Why is misogyny so popular in music especially on the topic of sex?

Hypermasculinity, toxic masculinity, stereotyped females, submissive/dominant culture etc. Because these sub-categories continue to promote the definition of patriarchy that men are followed by women also promoting heteronormativity.


Then why did we see those violent reactions from conservative audiences? Simply, it’s fear of a structure that serves them slipping away. And the fear is a real one because of the intelligent move Cardi B and Megan Thee Stallion use here. Usually, when we want to rebel, revenge is our inclination, let’s do what they did to us back! But the class of their song is that they rapped about sex without the piping hot side dish of oppression against any other group aka misogyny, or in this case, misandry (prejudice against men).

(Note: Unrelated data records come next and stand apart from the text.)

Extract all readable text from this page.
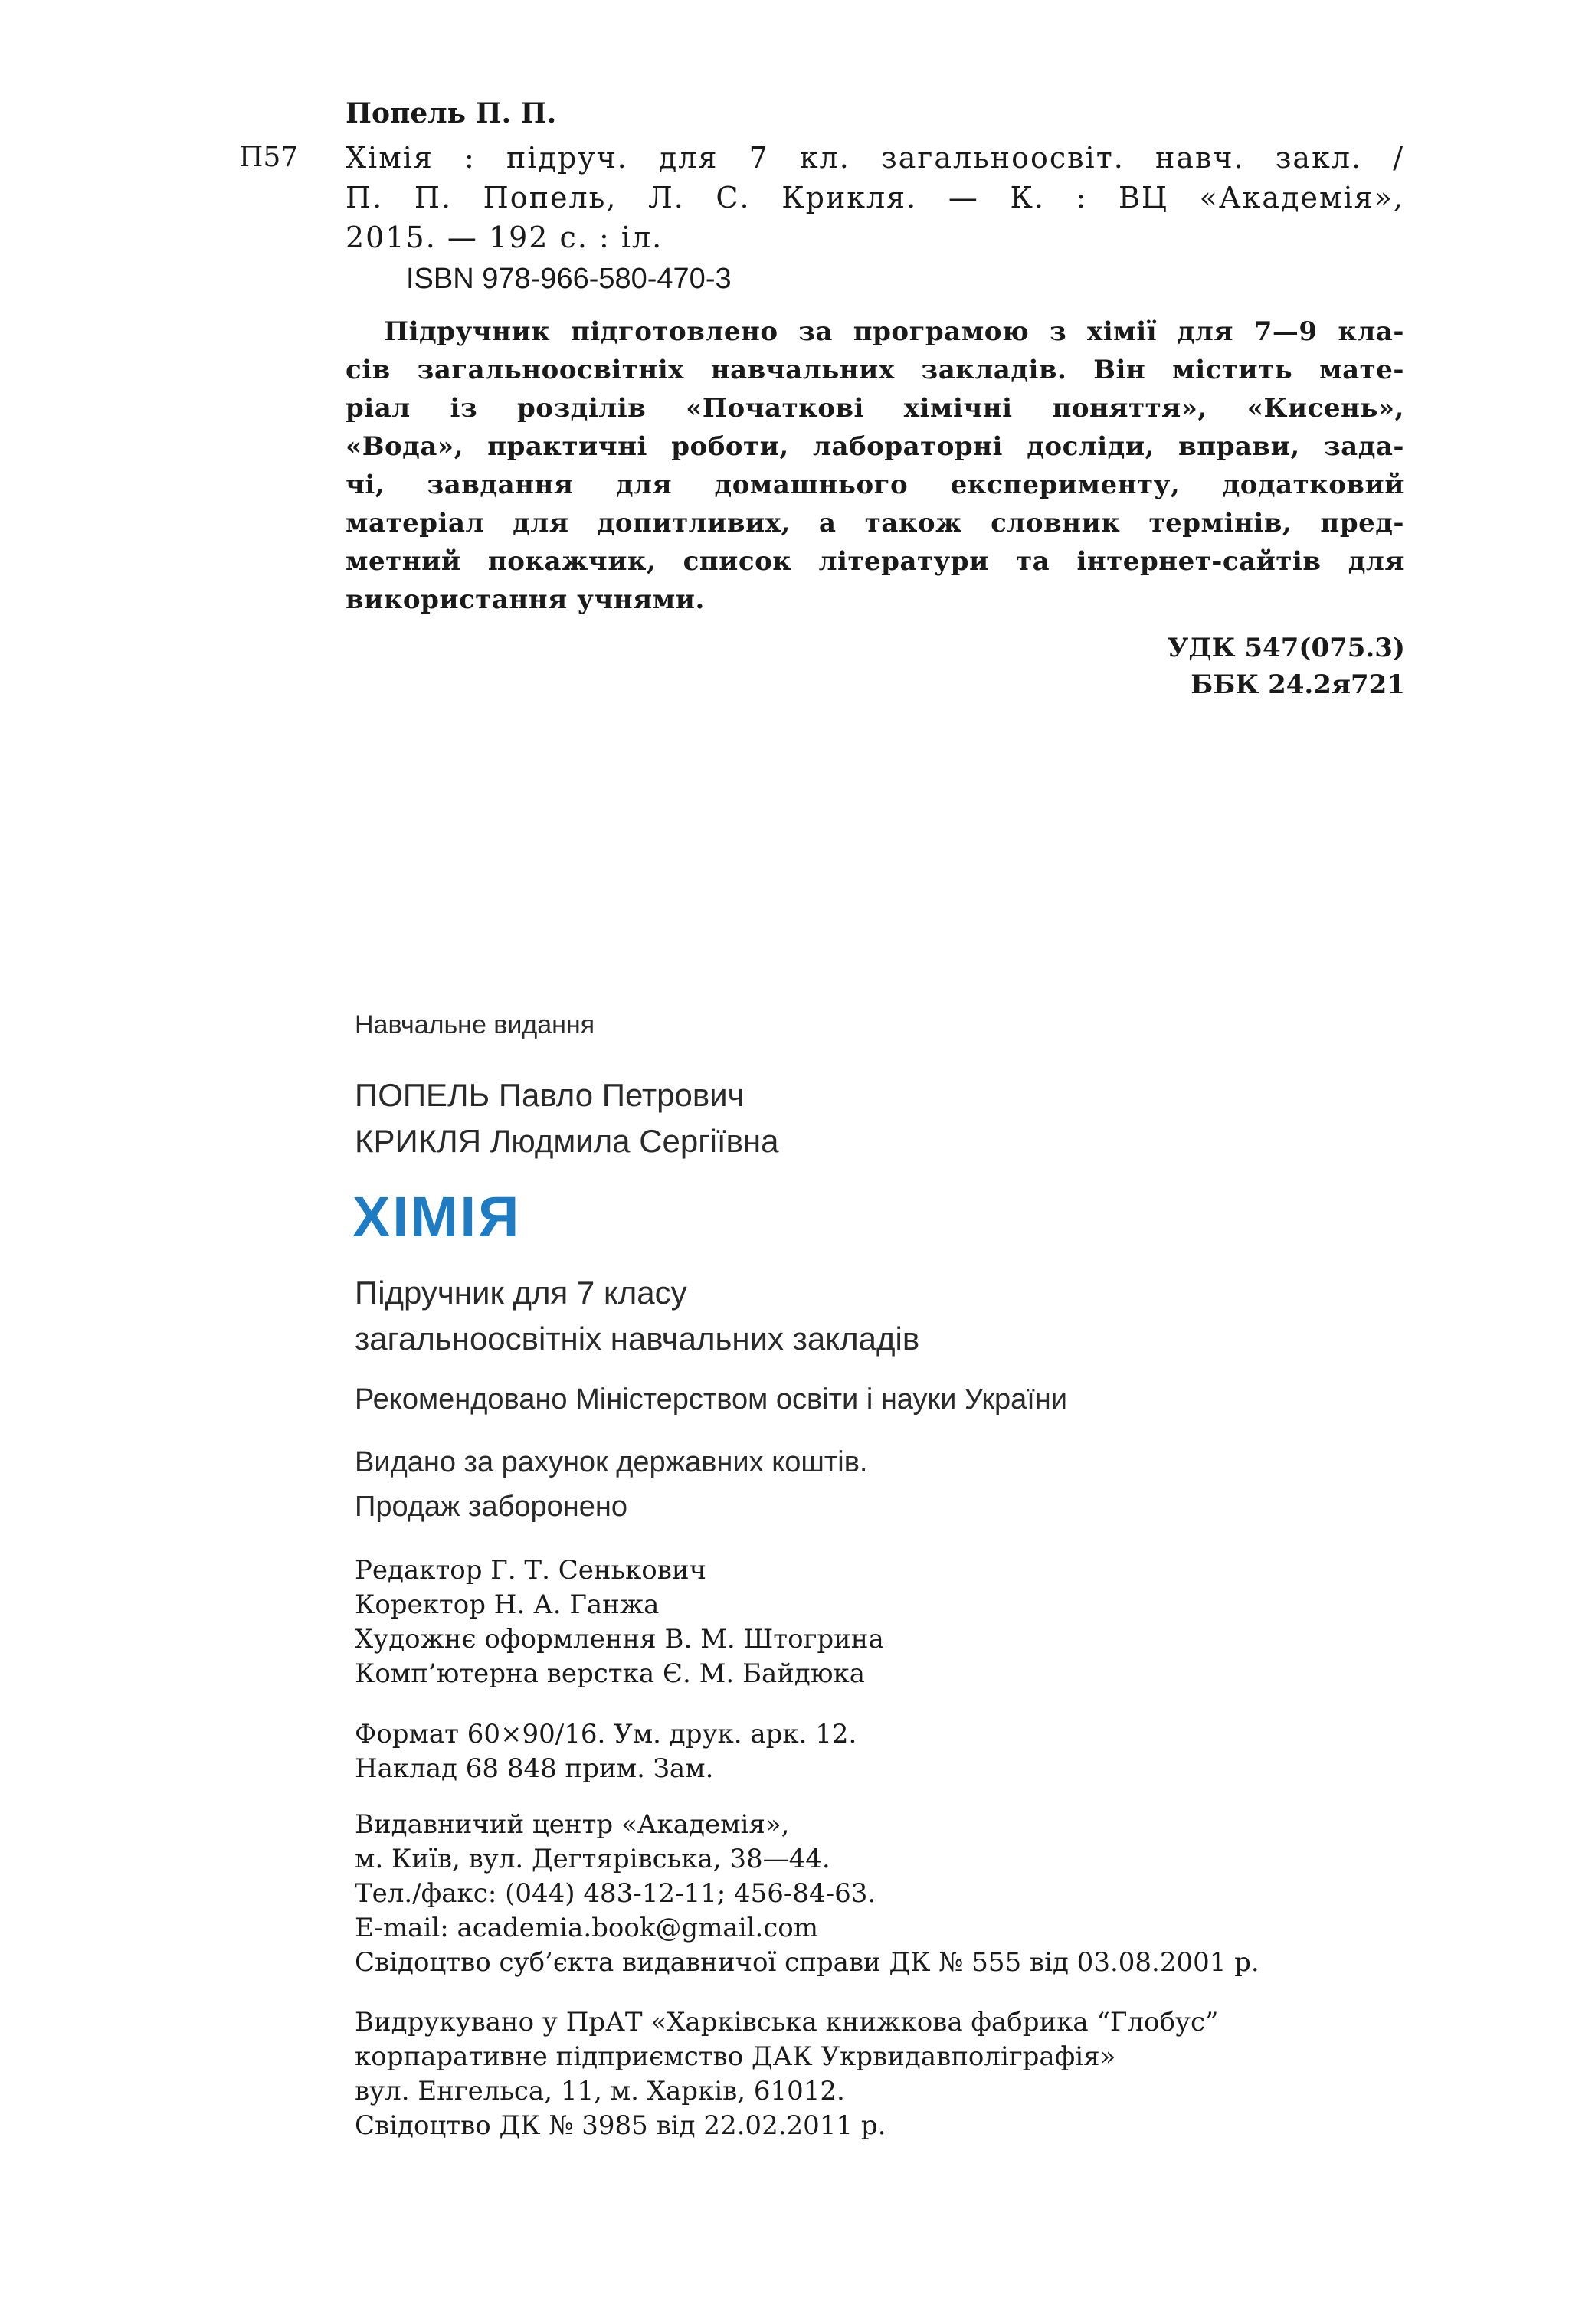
Попель П. П.
П57 Хімія : підруч. для 7 кл. загальноосвіт. навч. закл. /
П. П. Попель, Л. С. Крикля. — К. : ВЦ «Академія»,
2015. — 192 с. : іл.
ISBN 978-966-580-470-3
Підручник підготовлено за програмою з хімії для 7—9 кла-
сів загальноосвітніх навчальних закладів. Він містить мате-
ріал із розділів «Початкові хімічні поняття», «Кисень»,
«Вода», практичні роботи, лабораторні досліди, вправи, зада-
чі, завдання для домашнього експерименту, додатковий
матеріал для допитливих, а також словник термінів, пред-
метний покажчик, список літератури та інтернет-сайтів для
використання учнями.
УДК 547(075.3)
ББК 24.2я721
Навчальне видання
ПОПЕЛЬ Павло Петрович
КРИКЛЯ Людмила Сергіївна
ХІМІЯ
Підручник для 7 класу
загальноосвітніх навчальних закладів
Рекомендовано Міністерством освіти і науки України
Видано за рахунок державних коштів.
Продаж заборонено
Редактор Г. Т. Сенькович
Коректор Н. А. Ганжа
Художнє оформлення В. М. Штогрина
Комп’ютерна верстка Є. М. Байдюка
Формат 60×90/16. Ум. друк. арк. 12.
Наклад 68 848 прим. Зам.
Видавничий центр «Академія»,
м. Київ, вул. Дегтярівська, 38—44.
Тел./факс: (044) 483-12-11; 456-84-63.
E-mail: academia.book@gmail.com
Свідоцтво суб’єкта видавничої справи ДК № 555 від 03.08.2001 р.
Видрукувано у ПрАТ «Харківська книжкова фабрика “Глобус”
корпаративне підприємство ДАК Укрвидавполіграфія»
вул. Енгельса, 11, м. Харків, 61012.
Свідоцтво ДК № 3985 від 22.02.2011 р.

And so, these two women have reclaimed discourse by a) bringing taboo into the forefront and b) doing it without harm to anyone else.


People, we have a turning point.


(And it probably scares those upheld by patriarchy that it was done by two black women no less)


Vagina’s should be wet!


What I think is the most comedic part about this all is how offended people are about the namesake, Wet Ass Pussy. And it’s laughable because it’s a testament to the disgrace of sex education across the world – vagina’s should be wet! And not just from pleasure but to prevent injury, to clean themselves and protect you from infections! Who knew nature could be ever so offensive… Turns out it is when it’s presented without the male gaze, without that quality assurance tick of patriarchy. We just aren’t used to it yet because we are still avoiding education on sexual pleasure, we are still hiding vibrators and we are still not celebrating female sexuality as necessary and justified in its own right.

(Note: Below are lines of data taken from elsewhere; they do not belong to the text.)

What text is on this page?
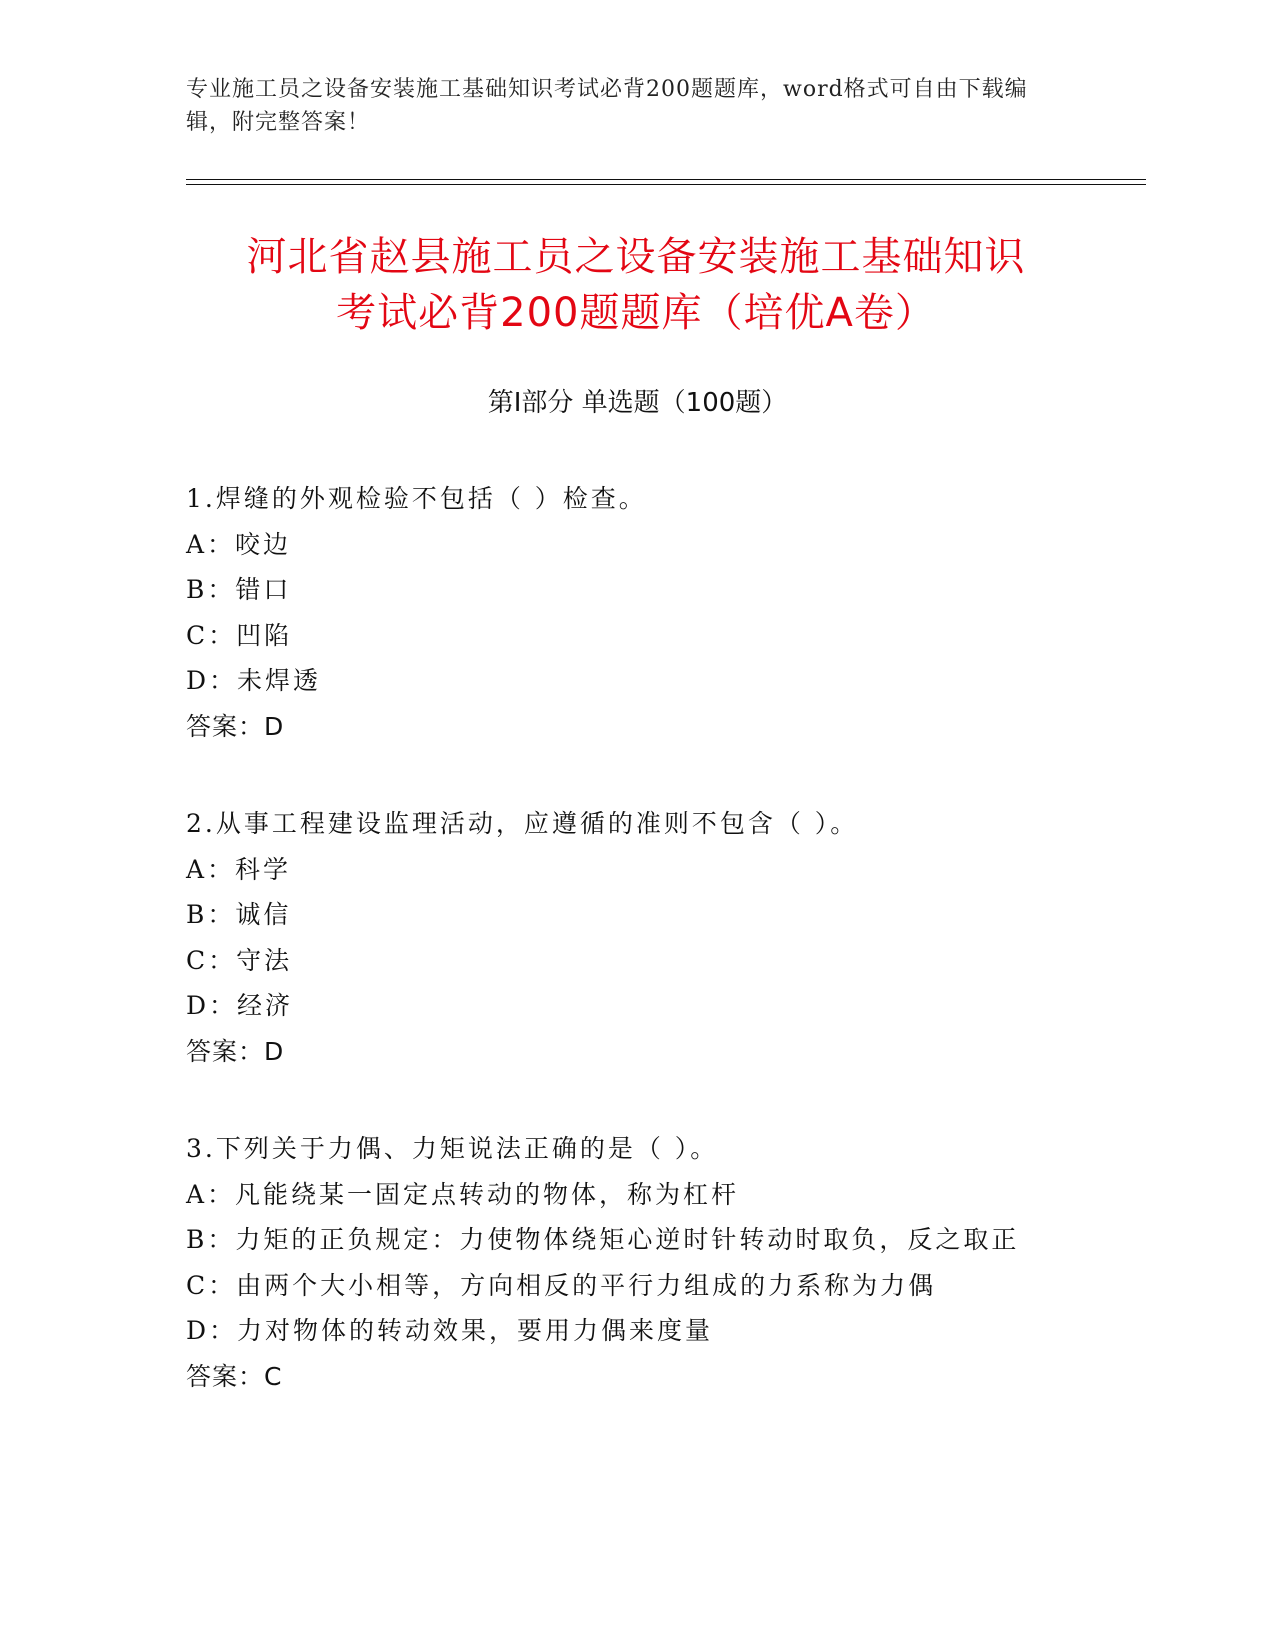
专业施工员之设备安装施工基础知识考试必背200题题库，word格式可自由下载编辑，附完整答案！
河北省赵县施工员之设备安装施工基础知识
考试必背200题题库（培优A卷）
第Ⅰ部分 单选题（100题）
1.焊缝的外观检验不包括（ ）检查。
A：咬边
B：错口
C：凹陷
D：未焊透
答案：D
2.从事工程建设监理活动，应遵循的准则不包含（ ）。
A：科学
B：诚信
C：守法
D：经济
答案：D
3.下列关于力偶、力矩说法正确的是（ ）。
A：凡能绕某一固定点转动的物体，称为杠杆
B：力矩的正负规定：力使物体绕矩心逆时针转动时取负，反之取正
C：由两个大小相等，方向相反的平行力组成的力系称为力偶
D：力对物体的转动效果，要用力偶来度量
答案：C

As a comparison, not only is sex education in the UK based on and ends with male orgasms, male orgasms are synonymous with tried and tested biological necessity – apparently it’s the 3 minute starring role of a penis we should be focusing on rather than the body that grows the damn child.

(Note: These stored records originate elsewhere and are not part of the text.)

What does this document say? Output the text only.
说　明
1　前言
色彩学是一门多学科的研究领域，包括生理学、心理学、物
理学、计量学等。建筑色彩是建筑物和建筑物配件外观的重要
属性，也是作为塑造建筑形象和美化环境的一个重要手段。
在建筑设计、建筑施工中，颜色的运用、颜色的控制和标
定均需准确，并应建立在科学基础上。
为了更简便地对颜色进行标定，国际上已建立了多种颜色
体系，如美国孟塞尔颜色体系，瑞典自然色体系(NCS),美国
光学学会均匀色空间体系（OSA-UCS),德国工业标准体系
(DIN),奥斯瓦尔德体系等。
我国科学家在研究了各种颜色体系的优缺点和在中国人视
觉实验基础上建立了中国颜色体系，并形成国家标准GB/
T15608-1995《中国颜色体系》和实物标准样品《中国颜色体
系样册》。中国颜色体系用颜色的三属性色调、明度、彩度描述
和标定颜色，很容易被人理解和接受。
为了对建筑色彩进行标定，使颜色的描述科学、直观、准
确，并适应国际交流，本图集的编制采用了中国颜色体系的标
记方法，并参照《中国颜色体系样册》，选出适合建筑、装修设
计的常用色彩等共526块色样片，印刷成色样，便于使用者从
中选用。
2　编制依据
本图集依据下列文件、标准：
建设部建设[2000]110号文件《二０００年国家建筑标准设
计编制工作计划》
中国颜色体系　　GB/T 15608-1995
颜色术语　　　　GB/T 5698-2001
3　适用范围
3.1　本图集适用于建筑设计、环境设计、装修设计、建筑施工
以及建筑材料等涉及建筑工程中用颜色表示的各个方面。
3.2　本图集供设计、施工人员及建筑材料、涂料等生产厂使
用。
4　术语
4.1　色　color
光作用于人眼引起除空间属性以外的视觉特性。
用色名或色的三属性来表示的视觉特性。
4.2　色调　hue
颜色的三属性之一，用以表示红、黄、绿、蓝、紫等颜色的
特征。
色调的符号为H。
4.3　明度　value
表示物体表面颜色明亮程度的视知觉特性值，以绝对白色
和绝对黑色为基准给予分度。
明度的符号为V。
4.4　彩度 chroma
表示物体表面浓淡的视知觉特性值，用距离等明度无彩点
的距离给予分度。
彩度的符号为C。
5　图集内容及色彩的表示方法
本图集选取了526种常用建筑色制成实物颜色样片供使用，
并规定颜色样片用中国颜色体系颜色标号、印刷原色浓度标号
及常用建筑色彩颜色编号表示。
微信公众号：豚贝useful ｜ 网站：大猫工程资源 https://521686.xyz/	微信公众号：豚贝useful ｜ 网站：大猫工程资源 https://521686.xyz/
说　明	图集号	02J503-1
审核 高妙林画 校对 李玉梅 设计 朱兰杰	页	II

This idea of shame is one that is owned by patriarchy, it’s a tool used to act on it. This is why women felt awkward watching this video, discussing it, sharing it because we are conditioned to think that female sexuality is just outright shameful. But that doesn’t mean you’re wrong not to want to talk about it. If you don’t feel comfortable to speak about your sexuality so openly, that’s okay – as long as you’re not shaming others who chose to do so. It is important to distinguish our boundaries without shaming others for how theirs might differ.


And so I argue that those who are ‘shameless’ are scoping out a space for us to live without shame.


Happy Black History month – here it is in the making.